Esteri

La sentenza negli Usa

Perché la sentenza sull’aborto è il trionfo della democrazia

La descriveranno in tutti modi: guerra civile, attentato alle donne, violenza contro chi intende interrompere la gravidanza. Inutile, oggi, leggere i giornali italiani: troppa tifoseria. Perché a ben vedere la sentenza della Suprema Corte americana è il trionfo della democrazia. E solo chi è accecato dall’ideologia non può non capirlo.

Primo punto: la sentenza di ieri che annulla la precedente Roe vs Wade del 1973 non abolisce tecnicamente l’aborto. Solo stabilisce che non esiste un “diritto costituzionale” che gli Stati Uniti, a livello federale, devono riconoscere. In sostanza, permette agli Stati di legiferare come meglio credono. In 13 sono pronti a varare una legge che cancelli l’interruzione di gravidanza, o la limiti fortemente. Embè? Uno dei principi della democrazia, anzi direi quello fondativo, è che la maggioranza legifera e la minoranza subisce le leggi. Il tutto finché i ruoli non si invertono. L’America dail 1973 ad oggi è cambiata: l’elezione di Trump ne è la dimostrazione. Se dunque in 13 Stati americani la maggioranza degli elettori ha votato un partito (quello Repubblicano) il quale ha promesso loro di abolire l’aborto, è dovere degli eletti approvare una legge in questo senso. Si tratta del banale rispetto del mandato elettorale. E poco importa se la legge piace o non piace ai giornali, ai grandi media, agli intellettuali e ai vip: il popolo vota, il parlamento legifera. Fine.

Secondo punto: potreste dire che l’aborto dovrebbe essere un diritto costituzionale. Va bene. Allora andatevi ad aprire la “Costituzione più bella del mondo” (ciao core), ovvero quella italiana. Fate una ricerca per parole. Trovate per caso i “aborto”, “interruzione di gravidanza” o simili? No. Anzi: la nostra Carta, all’articolo 31, “protegge la maternità, l’infanzia e la gioventù”. Qualcuno s’è forse scandalizzato che non vi sia un diritto costituzionale all’aborto? No, ovviamente. Esiste una legge, la 194, che lo regolamenta: è stata votata da un parlamento, sigillata da un referendum e dunque va rispettata. Allo stesso modo, una legge determinerà nei vari Stati americani come bisognerà comportarsi: a New York, a maggioranza democratica, si continuerà ad abortire; in Texas, a maggioranza repubblicana, magari no. Nulla di strano: è la democrazia.
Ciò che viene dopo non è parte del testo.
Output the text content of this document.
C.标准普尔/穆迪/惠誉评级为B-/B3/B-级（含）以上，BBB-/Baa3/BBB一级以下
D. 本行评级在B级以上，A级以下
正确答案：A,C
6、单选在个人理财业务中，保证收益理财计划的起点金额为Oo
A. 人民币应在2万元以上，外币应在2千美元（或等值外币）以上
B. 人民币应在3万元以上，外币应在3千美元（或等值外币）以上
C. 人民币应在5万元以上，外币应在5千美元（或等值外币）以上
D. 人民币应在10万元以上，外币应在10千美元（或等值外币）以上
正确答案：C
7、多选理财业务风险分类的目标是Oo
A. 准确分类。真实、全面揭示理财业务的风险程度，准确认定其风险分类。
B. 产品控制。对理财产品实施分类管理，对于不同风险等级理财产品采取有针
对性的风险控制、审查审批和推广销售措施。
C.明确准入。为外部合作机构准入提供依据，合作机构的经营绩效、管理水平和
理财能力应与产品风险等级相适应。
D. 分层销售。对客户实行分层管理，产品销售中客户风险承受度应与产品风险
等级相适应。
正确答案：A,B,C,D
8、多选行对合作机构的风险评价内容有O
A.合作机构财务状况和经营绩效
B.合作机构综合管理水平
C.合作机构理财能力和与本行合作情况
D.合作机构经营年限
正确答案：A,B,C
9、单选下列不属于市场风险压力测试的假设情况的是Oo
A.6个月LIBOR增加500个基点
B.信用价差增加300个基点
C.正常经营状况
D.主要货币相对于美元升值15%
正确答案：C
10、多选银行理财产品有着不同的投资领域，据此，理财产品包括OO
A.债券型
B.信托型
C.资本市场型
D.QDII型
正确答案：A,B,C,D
Ecco perché conta davvero poco, oggi, discutere se sia giusto o meno garantire l’aborto alle donne. Non entreremo nel merito: il dibattito è serrato da decenni e tocca questioni decisamente spinose. Il punto è che non c’entra nulla con quanto sentenziato ieri dalla Corte Suprema americana. Qui si lascia solo agli Stati, cioè agli elettori, ovvero al popolo, il potere di decidere come regolamentare la convivenza civile all’interno dei propri confini. Nessuna “libertà negata”, anzi. L’esatto contrario.